Our findings may have potential clinical implications. Since WTW is correlated to many ocular biometrics (CCT, AK, PK, ACA, ACD and ACV), evaluation of corneal status, screening and risk assessment of keratoconus, and planning of refractive surgery should be performed with the WTW taken into account. For example, cut-offs for some topographic indices to diagnose keratoconus may need to be adjusted according to the WTW. The safety threshold of residual corneal stromal thickness should also be customized according to the WTW.

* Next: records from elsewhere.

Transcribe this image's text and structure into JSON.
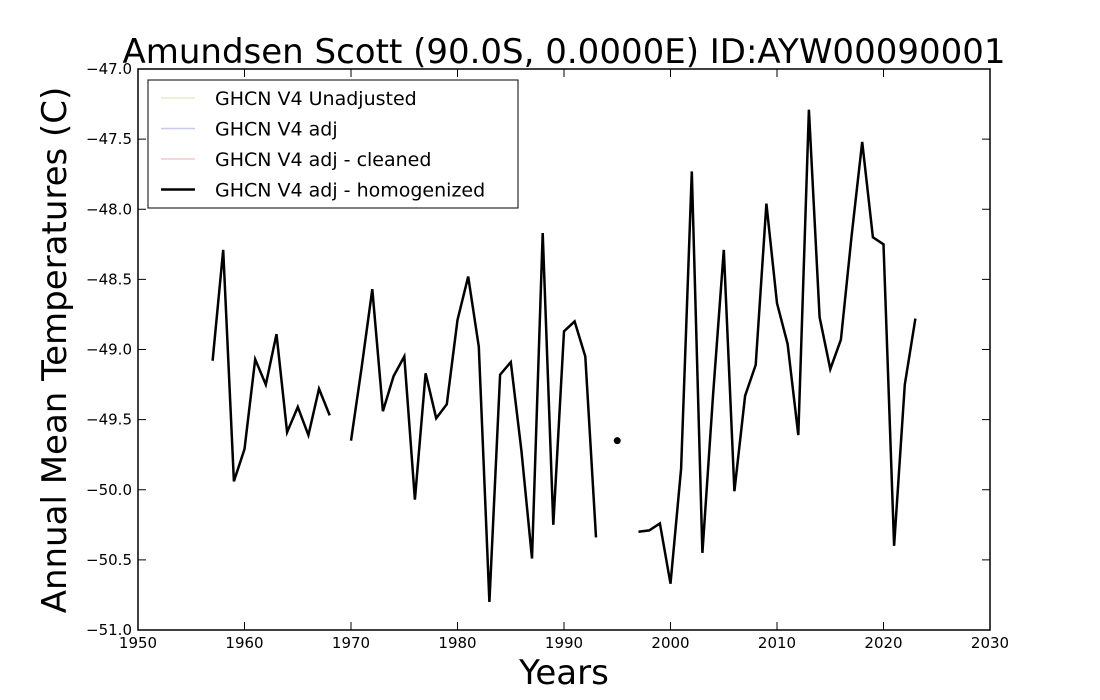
{
  "chart_data": {
    "type": "line",
    "title": "Amundsen Scott (90.0S, 0.0000E) ID:AYW00090001",
    "xlabel": "Years",
    "ylabel": "Annual Mean Temperatures (C)",
    "xlim": [
      1950,
      2030
    ],
    "ylim": [
      -51.0,
      -47.0
    ],
    "xticks": [
      "1950",
      "1960",
      "1970",
      "1980",
      "1990",
      "2000",
      "2010",
      "2020",
      "2030"
    ],
    "yticks": [
      "−47.0",
      "−47.5",
      "−48.0",
      "−48.5",
      "−49.0",
      "−49.5",
      "−50.0",
      "−50.5",
      "−51.0"
    ],
    "grid": false,
    "legend_position": "top-left",
    "series": [
      {
        "name": "GHCN V4 Unadjusted",
        "color": "#e8ebc8",
        "segments": []
      },
      {
        "name": "GHCN V4 adj",
        "color": "#c8c8f0",
        "segments": []
      },
      {
        "name": "GHCN V4 adj - cleaned",
        "color": "#f4c8c8",
        "segments": []
      },
      {
        "name": "GHCN V4 adj - homogenized",
        "color": "#000000",
        "segments": [
          [
            [
              1957,
              -49.08
            ],
            [
              1958,
              -48.29
            ],
            [
              1959,
              -49.94
            ],
            [
              1960,
              -49.71
            ],
            [
              1961,
              -49.07
            ],
            [
              1962,
              -49.25
            ],
            [
              1963,
              -48.89
            ],
            [
              1964,
              -49.59
            ],
            [
              1965,
              -49.41
            ],
            [
              1966,
              -49.61
            ],
            [
              1967,
              -49.28
            ],
            [
              1968,
              -49.47
            ]
          ],
          [
            [
              1970,
              -49.65
            ],
            [
              1971,
              -49.13
            ],
            [
              1972,
              -48.57
            ],
            [
              1973,
              -49.44
            ],
            [
              1974,
              -49.19
            ],
            [
              1975,
              -49.05
            ],
            [
              1976,
              -50.07
            ],
            [
              1977,
              -49.17
            ],
            [
              1978,
              -49.49
            ],
            [
              1979,
              -49.39
            ],
            [
              1980,
              -48.79
            ],
            [
              1981,
              -48.48
            ],
            [
              1982,
              -48.98
            ],
            [
              1983,
              -50.8
            ],
            [
              1984,
              -49.18
            ],
            [
              1985,
              -49.09
            ],
            [
              1986,
              -49.72
            ],
            [
              1987,
              -50.49
            ],
            [
              1988,
              -48.17
            ],
            [
              1989,
              -50.25
            ],
            [
              1990,
              -48.87
            ],
            [
              1991,
              -48.8
            ],
            [
              1992,
              -49.05
            ],
            [
              1993,
              -50.34
            ]
          ],
          [
            [
              1995,
              -49.65
            ]
          ],
          [
            [
              1997,
              -50.3
            ],
            [
              1998,
              -50.29
            ],
            [
              1999,
              -50.24
            ],
            [
              2000,
              -50.67
            ],
            [
              2001,
              -49.85
            ],
            [
              2002,
              -47.73
            ],
            [
              2003,
              -50.45
            ],
            [
              2004,
              -49.32
            ],
            [
              2005,
              -48.29
            ],
            [
              2006,
              -50.01
            ],
            [
              2007,
              -49.33
            ],
            [
              2008,
              -49.11
            ],
            [
              2009,
              -47.96
            ],
            [
              2010,
              -48.67
            ],
            [
              2011,
              -48.96
            ],
            [
              2012,
              -49.61
            ],
            [
              2013,
              -47.29
            ],
            [
              2014,
              -48.77
            ],
            [
              2015,
              -49.14
            ],
            [
              2016,
              -48.93
            ],
            [
              2017,
              -48.19
            ],
            [
              2018,
              -47.52
            ],
            [
              2019,
              -48.2
            ],
            [
              2020,
              -48.25
            ],
            [
              2021,
              -50.4
            ],
            [
              2022,
              -49.25
            ],
            [
              2023,
              -48.78
            ]
          ]
        ]
      }
    ]
  }
}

Our study may have some limitations. First, the study population was limited to young Chinese myopic patients. Whether our findings can be applied to emmetropic eyes and other ethnic groups needs to be confirmed. Second, this is a clinic-based study, and the results need to be validated in population-based studies. Since the examination equipment differs from facility to facility, the current findings also need to be validated in other facilities using different examination equipment. Third, how the associations between WTW and other ocular biometrics influence the outcomes of refractive surgery is unknown and requires further investigations.

In conclusion, we found that larger WTW was associated with thinner corneal thickness, flatter corneal curvature, more anterior corneal toricity, less corneal eccentricity and asphericity, and broader anterior chamber.